"That's why," agreed Mrs. Merrill, "and now what are you going to do?"
"I guess I'll play on the porch."
"I guess not" laughed mother, "because it's beginning to rain. I'm afraid you'll have to play in the nursery. Why not play school?"
"I'm going to," replied Mary Jane, who always made up her mind very quickly. "I'm going to right now because Alice showed me how." And she skipped off gayly to the nursery.
There she pulled out every doll she had and set them in a long row on the floor.
"Marie Georgiannamore, you shall be lady-come-to-visit because you're the biggest and you are clean and new. I'll be teacher because I know the most. My sailor boy and Mary Jane, Jr., shall be the graduating class like Alice is and all the rest shall be the baby room."
Such a bustle and a hurry as there was after that! Mary Jane got out all her doll chairs, every one, and set them in two rows—one for the graduating class (a very short row of two chairs) and one for the baby room (a very long row of many chairs). She dragged out her little piano to play the songs on and got out fresh chalk for the blackboard.

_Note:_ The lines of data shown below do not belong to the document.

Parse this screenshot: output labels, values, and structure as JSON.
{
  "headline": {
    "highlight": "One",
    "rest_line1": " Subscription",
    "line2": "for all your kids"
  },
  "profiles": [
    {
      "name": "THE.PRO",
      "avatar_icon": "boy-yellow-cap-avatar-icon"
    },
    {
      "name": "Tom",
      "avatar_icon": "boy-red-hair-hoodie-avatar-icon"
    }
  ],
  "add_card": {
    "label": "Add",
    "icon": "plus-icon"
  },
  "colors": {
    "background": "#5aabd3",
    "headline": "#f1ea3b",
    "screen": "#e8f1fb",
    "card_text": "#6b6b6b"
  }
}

"There, now, I guess we're ready to begin!" she said and she sat down in the teacher's chair up front.
For a while everything went splendidly. The sailor boy must have known his lessons well for he received very good marks—right up on the blackboard where everybody could see they were, too—and the teddy bears sat up straight and minded the rule about no whispering. But the straighter the teddy bears sat, the more particular their teacher became about the others.
"Tommy!" she announced suddenly (Tommy was the sailor doll), "I should think you would be ashamed to sit so slouchy when this good little bear sits so straight—sit up nice now!" She picked up Tommy and sat him straight in his chair, oh, so very straight—that he couldn't sit still that way, he just tumbled off onto the floor!